It depends on how you build the tree.
If built as originally published, the tree will be balanced, i.e. only at the leaf level it will have at most a height difference of 1. If your data set has 2^n-1 elements, the tree will be perfectly balanced.
When constructed with the median, then half of the objects must be on either branch of the tree, thus it has minimal height and is balanced.
However, this tree cannot be changed then. I am not aware of an insert or remove algorithm that would preserve this property, but YMMV. I bet there are two dozens of kd-tree extensions that aim at rebalancing and making insertions/deletions more effective.

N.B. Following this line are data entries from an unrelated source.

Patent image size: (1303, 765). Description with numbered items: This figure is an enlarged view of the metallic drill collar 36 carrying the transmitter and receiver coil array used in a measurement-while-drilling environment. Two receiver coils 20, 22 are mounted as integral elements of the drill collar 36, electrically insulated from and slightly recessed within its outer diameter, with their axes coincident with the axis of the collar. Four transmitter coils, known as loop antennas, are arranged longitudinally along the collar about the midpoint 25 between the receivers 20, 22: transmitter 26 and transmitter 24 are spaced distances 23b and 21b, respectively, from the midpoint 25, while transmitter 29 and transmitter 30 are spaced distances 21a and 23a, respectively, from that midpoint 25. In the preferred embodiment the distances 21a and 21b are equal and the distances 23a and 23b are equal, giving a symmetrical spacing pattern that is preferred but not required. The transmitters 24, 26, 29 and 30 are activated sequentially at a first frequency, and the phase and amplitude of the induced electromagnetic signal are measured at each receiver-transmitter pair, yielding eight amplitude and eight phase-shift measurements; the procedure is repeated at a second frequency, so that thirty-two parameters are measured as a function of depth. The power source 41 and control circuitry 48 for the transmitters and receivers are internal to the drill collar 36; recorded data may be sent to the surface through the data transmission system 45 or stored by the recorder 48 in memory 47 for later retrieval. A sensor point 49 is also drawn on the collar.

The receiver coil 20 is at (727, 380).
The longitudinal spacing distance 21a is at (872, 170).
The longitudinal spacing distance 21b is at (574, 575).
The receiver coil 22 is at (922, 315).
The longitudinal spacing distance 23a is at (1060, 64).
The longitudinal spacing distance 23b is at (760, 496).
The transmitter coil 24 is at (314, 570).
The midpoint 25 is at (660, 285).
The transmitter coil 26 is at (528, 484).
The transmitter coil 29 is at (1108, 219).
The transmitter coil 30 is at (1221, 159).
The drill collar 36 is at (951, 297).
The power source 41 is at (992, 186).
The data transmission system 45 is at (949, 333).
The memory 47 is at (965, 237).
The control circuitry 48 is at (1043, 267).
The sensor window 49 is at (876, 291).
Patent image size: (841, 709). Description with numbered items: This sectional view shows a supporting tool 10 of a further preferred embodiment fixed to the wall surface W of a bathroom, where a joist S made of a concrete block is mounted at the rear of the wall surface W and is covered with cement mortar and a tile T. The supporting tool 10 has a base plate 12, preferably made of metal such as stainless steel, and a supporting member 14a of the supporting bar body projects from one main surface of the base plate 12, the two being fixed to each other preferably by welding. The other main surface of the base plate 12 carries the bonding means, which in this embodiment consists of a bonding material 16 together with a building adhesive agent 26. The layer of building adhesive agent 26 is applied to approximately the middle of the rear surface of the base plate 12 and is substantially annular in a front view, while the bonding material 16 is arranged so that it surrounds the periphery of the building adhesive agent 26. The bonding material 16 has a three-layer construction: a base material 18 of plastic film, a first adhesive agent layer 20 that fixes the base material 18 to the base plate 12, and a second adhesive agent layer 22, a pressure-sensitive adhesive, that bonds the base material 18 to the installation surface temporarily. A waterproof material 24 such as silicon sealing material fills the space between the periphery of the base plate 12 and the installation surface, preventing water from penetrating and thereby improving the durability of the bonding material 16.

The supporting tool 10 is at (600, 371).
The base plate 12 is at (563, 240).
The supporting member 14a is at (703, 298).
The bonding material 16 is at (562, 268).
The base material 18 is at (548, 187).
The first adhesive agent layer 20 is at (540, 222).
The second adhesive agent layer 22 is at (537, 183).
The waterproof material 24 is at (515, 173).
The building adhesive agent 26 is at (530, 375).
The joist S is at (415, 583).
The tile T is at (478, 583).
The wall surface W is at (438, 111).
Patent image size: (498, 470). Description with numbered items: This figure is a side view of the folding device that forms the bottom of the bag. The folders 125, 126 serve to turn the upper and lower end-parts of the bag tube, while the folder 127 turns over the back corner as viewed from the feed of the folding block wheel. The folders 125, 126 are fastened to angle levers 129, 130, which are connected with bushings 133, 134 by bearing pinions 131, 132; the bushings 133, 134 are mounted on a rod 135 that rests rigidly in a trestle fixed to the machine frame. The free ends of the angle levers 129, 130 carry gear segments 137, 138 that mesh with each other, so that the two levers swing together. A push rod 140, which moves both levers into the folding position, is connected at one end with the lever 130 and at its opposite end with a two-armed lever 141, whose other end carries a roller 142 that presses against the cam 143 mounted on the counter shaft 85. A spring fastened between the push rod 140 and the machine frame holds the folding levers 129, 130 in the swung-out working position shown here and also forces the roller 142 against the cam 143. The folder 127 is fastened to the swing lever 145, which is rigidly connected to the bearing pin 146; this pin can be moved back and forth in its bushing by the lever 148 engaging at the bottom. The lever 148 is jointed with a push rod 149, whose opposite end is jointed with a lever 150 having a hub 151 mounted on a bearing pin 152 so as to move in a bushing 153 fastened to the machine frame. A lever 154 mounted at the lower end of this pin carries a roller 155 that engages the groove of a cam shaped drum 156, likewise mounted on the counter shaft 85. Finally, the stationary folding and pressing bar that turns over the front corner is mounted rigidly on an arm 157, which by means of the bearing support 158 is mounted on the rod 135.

The k-d-tree is not designed for changes, and will quickly lose efficiency. It relies on the median, and thus any change to the tree would worst-case propagate through all of the tree. Therefore, you need to allow some tolerance in the tree quality to support changes. It appears to be a common approach to just keep track of insertions/deletions and rebuild the tree eventually. You cannot combine it with red-black-trees or AVL-trees, because data with more than 1 dimension is not ordered; these trees only work for ordered data. Upon rotation of the tree the splitting axis changes; and there may be elements in either half that suddenly would need to move to the other branch. This does not happen in AVL or red-black trees.
But as you can imagine, people have published several indexes that remain balanced. Such as k-d-b-trees, and R-trees. These also work better for large data that needs to be stored on disk.